Anyways, my question: I want to start out that I’m going into college next year, and am really looking forward to it as a positive transition for my life — less parents, more opportunities to become the man I want to become–however while I’m still in High School, I have the same ambition. I want to be the guy who can show up at a girls house and take her to IHOP at midnight (I have dozens of dates just planned out, waiting for that girl), but I feel limited based on where I am. I know that I’m susceptible to that routine wrap-up — get up, talk with people, get through school, go home, do homework, TV, sleep, repeat. But I hate it. But its what my family seems to want out of me.
So really, I know I attract girls. I know that there are those who want me, and who I want, and that there is nothing I would rather do more than test out the dates I’ve been wanting to take girls on, but I just can’t seem to pull the trigger. It’s truly a case of lack of trying. Sometimes, I get so close to making that move, and then just let it pass. Of course I hate myself for it, but somewhere, it seems like something is holding me back. But I don’t want to having anything holding me back. I want to be ‘that guy’ who can completely throw caution to the wind and do things, but whenever I try to legitimately change that, I just fall back into my routine with the idea that “college will be better.”
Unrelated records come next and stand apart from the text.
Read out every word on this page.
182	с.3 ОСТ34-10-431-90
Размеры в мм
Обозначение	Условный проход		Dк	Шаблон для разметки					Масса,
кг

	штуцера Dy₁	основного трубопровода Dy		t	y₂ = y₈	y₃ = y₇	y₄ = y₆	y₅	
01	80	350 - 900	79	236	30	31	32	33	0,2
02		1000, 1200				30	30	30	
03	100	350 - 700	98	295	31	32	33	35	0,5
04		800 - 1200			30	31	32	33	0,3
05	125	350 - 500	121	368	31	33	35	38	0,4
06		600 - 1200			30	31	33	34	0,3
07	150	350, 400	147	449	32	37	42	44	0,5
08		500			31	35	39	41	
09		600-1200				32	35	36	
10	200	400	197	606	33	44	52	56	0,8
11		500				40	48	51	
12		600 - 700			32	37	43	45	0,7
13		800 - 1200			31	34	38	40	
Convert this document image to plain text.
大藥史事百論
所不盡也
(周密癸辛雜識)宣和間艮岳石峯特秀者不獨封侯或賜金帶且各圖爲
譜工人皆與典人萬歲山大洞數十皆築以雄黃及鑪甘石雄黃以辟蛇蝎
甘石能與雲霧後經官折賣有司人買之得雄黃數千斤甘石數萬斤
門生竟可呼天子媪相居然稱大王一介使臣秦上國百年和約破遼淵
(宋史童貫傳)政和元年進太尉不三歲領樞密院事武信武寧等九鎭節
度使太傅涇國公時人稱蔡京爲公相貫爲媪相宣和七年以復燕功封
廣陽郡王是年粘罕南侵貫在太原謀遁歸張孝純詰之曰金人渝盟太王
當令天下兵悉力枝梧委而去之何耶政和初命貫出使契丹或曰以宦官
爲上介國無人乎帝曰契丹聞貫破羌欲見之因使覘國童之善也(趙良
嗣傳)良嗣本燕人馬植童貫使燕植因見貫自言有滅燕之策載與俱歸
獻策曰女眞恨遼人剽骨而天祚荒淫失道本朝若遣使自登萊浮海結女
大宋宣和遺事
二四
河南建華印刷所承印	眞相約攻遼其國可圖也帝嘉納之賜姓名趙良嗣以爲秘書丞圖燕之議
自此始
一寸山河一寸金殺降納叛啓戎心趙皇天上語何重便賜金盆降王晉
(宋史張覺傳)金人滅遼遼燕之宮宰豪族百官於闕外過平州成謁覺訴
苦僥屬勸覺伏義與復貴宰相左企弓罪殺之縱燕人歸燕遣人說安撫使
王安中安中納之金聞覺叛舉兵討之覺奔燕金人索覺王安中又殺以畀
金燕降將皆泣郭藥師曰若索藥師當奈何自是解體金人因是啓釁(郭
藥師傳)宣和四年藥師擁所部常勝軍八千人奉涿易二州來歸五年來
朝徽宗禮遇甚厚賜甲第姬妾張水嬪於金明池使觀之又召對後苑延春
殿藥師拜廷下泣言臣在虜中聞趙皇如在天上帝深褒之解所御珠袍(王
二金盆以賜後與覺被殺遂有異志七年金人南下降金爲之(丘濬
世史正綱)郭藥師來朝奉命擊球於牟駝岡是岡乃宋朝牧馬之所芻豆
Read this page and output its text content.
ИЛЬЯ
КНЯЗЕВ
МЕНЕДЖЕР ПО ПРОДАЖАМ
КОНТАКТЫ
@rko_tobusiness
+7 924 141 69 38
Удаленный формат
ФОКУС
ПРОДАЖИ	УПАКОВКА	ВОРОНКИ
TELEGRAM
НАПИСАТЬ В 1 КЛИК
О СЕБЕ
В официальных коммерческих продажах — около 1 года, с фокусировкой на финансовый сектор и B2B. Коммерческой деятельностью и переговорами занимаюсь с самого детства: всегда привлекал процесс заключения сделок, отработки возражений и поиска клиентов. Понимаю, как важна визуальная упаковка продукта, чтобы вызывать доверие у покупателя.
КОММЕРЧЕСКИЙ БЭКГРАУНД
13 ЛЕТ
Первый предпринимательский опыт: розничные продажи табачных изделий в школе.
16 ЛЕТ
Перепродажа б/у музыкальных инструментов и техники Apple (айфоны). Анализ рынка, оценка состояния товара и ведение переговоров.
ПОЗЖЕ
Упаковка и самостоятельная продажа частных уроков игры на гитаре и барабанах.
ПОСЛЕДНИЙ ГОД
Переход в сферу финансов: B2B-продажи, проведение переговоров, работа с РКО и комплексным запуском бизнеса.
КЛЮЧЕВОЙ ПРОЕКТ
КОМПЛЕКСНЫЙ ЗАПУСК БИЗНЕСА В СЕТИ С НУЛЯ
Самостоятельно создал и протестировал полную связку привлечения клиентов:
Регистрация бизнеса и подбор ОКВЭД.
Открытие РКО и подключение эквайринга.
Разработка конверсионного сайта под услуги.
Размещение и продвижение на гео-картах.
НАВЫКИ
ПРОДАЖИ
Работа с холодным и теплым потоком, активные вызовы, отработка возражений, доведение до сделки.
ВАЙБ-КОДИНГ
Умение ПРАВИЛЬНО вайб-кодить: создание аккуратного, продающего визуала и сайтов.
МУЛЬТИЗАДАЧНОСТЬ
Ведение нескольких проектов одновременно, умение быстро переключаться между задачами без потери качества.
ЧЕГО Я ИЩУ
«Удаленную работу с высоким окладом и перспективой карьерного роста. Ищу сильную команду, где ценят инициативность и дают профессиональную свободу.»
Part of me says I’m just getting off the boat from the train-wreck called Middle School (you know, glasses, pimples, complete lack of pectoral muscle) and am still playing catchup, but the other part says that that excuse is timeworn and complete BS. So my question is, how can I get out of the rut before college? I have dated before, and I know I can do it well, but what is holding me back from it -now-? Its not that I want to bring a girlfriend to college or anything, but I’d love to have the experience with my last 6 months of being a high school student — maybe a summer romance, or anything, just so I can affirm to myself that the best has yet to come (damn I wish I could sing like Sinatra) but also to tell myself for now I’m doing okay, and that I am working toward that precipice of knowing what I was doing at all times. Any thoughts?